Varnish is a thin lacquer type substance that is applied to a book cover with an offset press. In order to have a varnish finish the entire cover must be printed offset. It is applied as a liquid, either as a flood (covers whole surface) or spot (covers only certain spots. People do this for effect sometimes), and then dries clear. It very minimally protects against sun fading, and general wear and tear of a book. You are likely to get frayed corners with this type of coating. If you want your cover to be embossed or debossed, however, this is one of the right finish options for you. The varnish floods into the ridges and ripples covering all nooks and cranny’s of the surface.
Varnish is available in gloss, semi-gloss, and matte. In order to get a high gloss sheen, you would need to do multiple floods of varnish.
Offset cover printing is an expensive option if you are not doing over 1000 books.
Varnish can be used as a coating for any type of book, even litho-wrapping.
Next week we’ll discuss UV coating.
In the second blog of the series, we will be discussing UV Coating.
UV Coating finish:
UV Coating is a lacquer that is applied to a book cover with an offset press, providing a very high gloss finish. In order to have a UV Coating finish the entire cover must be printed offset. It is applied as a liquid as a flood (covers whole surface) and then dries clear. It effectively protects against sun fading , and very minimally against general wear and tear of a book.
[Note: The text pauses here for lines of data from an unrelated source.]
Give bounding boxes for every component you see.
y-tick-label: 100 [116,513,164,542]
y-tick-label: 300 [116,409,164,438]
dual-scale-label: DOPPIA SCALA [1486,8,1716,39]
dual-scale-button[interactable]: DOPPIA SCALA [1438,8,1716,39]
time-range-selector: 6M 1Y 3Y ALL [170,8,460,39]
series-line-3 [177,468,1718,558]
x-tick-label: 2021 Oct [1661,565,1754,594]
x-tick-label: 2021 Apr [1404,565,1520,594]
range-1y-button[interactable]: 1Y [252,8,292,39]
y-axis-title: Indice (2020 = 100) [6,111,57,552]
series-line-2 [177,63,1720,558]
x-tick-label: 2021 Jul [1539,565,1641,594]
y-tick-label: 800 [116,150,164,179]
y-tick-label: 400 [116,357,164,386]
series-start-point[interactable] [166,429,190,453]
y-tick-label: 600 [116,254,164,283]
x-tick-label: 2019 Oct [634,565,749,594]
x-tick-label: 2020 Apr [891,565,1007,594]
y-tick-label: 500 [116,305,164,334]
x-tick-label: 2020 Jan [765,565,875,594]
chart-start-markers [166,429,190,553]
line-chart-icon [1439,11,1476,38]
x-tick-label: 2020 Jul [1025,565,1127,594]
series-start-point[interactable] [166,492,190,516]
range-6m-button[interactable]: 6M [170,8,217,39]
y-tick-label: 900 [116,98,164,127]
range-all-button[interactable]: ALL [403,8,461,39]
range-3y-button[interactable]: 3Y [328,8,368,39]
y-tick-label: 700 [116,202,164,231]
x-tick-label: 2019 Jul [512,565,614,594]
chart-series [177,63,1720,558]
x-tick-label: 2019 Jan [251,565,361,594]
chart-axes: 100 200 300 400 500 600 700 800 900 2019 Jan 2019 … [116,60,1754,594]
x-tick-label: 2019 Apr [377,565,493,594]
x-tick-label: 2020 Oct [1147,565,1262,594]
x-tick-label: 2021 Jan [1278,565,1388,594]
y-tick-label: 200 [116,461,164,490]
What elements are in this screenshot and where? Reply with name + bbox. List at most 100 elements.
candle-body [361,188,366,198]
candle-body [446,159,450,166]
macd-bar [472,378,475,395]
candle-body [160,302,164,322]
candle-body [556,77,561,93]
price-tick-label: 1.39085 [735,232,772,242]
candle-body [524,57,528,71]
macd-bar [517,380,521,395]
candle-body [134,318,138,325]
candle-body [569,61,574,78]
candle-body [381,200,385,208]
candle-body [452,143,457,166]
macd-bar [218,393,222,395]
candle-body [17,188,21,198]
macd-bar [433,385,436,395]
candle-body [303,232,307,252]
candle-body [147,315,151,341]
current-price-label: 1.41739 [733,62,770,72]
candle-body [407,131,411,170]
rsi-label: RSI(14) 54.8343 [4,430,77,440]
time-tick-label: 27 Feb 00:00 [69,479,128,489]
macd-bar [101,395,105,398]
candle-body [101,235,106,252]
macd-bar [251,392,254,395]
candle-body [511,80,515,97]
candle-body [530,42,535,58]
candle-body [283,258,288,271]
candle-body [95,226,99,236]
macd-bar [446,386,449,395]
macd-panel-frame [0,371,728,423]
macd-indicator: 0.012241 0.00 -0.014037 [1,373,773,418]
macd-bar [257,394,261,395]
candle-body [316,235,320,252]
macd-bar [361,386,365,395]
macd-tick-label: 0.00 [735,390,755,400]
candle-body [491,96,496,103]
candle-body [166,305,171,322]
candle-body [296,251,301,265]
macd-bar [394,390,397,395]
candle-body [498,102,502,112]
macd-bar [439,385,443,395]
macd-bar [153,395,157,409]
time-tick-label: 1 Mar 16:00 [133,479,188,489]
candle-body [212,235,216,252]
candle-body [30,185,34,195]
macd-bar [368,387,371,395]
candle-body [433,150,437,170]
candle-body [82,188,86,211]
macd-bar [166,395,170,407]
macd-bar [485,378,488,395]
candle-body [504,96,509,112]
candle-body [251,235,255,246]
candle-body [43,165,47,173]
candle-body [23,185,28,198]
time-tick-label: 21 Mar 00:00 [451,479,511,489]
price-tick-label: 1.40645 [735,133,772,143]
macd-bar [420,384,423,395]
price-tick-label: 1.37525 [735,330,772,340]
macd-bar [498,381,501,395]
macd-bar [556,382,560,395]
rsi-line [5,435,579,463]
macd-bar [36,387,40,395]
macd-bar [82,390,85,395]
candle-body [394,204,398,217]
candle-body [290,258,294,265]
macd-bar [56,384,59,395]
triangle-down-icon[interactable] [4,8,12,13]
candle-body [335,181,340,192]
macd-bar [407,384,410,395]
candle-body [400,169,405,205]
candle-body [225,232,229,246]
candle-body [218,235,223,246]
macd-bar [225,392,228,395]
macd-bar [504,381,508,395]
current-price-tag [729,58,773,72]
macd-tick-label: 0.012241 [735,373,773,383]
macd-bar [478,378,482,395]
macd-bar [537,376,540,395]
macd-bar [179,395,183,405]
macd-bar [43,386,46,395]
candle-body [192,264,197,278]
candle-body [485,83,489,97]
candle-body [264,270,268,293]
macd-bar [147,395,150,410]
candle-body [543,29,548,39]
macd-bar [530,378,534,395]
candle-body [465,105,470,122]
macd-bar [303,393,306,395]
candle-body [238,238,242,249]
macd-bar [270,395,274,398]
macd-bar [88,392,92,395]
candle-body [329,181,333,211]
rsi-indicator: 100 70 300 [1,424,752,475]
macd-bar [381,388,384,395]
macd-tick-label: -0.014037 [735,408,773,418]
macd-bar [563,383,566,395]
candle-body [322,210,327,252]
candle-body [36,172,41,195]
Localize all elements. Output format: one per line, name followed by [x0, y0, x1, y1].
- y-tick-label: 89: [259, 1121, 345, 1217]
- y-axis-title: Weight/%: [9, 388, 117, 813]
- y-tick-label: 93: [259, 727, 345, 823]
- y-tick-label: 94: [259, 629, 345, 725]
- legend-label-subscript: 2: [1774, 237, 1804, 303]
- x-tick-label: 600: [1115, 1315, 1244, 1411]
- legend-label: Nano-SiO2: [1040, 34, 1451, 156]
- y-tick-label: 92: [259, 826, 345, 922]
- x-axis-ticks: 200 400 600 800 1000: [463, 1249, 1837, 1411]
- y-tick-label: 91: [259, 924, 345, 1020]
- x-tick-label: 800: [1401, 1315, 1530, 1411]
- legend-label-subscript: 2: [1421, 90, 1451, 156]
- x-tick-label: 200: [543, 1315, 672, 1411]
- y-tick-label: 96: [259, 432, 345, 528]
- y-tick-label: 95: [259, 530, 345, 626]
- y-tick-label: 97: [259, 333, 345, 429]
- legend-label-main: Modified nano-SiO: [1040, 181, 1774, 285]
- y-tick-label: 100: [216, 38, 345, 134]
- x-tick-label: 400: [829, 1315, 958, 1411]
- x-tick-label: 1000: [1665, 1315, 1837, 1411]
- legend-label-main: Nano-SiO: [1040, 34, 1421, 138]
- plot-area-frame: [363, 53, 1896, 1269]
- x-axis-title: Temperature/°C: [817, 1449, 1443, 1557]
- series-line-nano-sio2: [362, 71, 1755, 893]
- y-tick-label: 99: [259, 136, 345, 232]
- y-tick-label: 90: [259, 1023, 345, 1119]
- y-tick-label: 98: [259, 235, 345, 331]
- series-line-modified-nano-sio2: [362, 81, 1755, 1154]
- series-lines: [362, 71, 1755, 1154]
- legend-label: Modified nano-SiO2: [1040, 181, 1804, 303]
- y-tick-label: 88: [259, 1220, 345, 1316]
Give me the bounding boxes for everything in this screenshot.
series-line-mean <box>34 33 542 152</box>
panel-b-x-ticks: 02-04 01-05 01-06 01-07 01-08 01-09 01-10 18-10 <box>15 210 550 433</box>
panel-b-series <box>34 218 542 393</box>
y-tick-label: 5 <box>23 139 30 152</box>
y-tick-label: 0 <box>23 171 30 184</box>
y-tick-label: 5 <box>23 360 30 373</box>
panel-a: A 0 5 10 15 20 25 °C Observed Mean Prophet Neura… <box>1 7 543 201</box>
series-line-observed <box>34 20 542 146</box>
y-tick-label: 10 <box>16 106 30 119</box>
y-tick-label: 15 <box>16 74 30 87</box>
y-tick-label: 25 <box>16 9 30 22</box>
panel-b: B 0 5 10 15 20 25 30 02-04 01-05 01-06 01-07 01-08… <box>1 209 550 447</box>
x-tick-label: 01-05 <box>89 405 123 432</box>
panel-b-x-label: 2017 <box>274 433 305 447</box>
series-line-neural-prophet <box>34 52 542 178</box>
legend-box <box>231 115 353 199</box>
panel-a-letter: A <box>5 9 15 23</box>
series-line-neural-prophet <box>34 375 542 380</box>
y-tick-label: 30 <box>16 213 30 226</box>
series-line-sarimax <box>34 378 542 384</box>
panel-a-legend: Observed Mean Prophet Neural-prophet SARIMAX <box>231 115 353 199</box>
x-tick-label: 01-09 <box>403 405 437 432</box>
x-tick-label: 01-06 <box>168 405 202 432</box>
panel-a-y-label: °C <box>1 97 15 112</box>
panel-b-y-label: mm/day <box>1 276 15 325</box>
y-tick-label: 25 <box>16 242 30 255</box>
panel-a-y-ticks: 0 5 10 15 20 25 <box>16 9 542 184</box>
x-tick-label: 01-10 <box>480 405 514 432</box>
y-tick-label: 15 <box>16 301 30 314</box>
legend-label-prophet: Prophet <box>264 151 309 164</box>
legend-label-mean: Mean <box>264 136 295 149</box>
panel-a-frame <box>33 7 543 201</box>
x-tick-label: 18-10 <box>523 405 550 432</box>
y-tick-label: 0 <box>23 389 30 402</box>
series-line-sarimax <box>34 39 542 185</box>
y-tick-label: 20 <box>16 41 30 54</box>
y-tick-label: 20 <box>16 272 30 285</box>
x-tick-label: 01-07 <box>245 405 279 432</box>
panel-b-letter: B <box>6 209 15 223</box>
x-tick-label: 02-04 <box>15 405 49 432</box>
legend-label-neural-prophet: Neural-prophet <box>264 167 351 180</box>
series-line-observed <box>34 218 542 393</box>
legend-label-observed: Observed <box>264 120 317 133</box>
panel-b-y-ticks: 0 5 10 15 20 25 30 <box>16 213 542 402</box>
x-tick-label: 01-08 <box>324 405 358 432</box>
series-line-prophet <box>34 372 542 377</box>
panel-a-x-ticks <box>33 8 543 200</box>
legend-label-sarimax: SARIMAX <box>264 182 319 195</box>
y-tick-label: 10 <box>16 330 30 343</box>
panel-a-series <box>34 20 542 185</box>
You are likely to get frayed corners, and to eventually experiencing cracking with this type of coating. If you want your cover to be embossed or debossed, this is a fantastic finish options for you. It is probably the best option. The UV floods into the ridges and ripples covering all nooks and cranny’s of the surface, just like varnish, but it provides a stronger, better finish.
UV Coat is only available in a high gloss finish. Typically only one flood of UV is necessary.
As always, offset cover printing is an expensive option if you are not doing over 1000 books, and UV Coat is not available through all offset printers. Be sure to confirm that a printer actually offers UV and not just multiple coats of gloss varnish.
UV Coat can be used as a coating for any type of book, including litho-wrapped books.
Next week we’ll discuss varnish coating.
You want to protect the cover of your book, of that, there is no doubt, but what is the best way? It depends on your cover and book, really. Over the next several weeks we will discuss the different finishes, with their pros and cons, so that you can confidently decide for yourself which coating will best suit your needs.
Single side film lamination:
Film laminate (Commonly referred to as book laminate, or single side laminate in the book world, and will likely be called this on any quotes that you receive) is a very thin layer of a poly (plastic) material that is attached to a book cover using high heat and a roller press. If done correctly, this protective coating will last you a lifetime. It protects against liquid damage, sun fading, tearing, cracking, and general wear and tear of a book. You won’t get frayed corners with this type of coating. If you want your cover to be embossed or debossed, however, this is likely not the right finish for you. The ridges and ripples can prevent a tight seal and adhesion of the laminate to the surface of the cover. With film laminate, if you experience any air bubbles, or lack of adhesion, you run a high risk of delamination, where the laminate lets go of the surface, either in spots or on the entire cover.
Film laminate is available in both gloss and matte. While the technology to create a sturdy matte laminate has come a long way, gloss laminates are still recommended for covers that have wide spread areas of dark or highly saturated colors, as matte still scuffs more easily, and scuffs are also more evident, than with a gloss finish.
Film laminate can be used as a coating for any type of book, even litho-wrapping.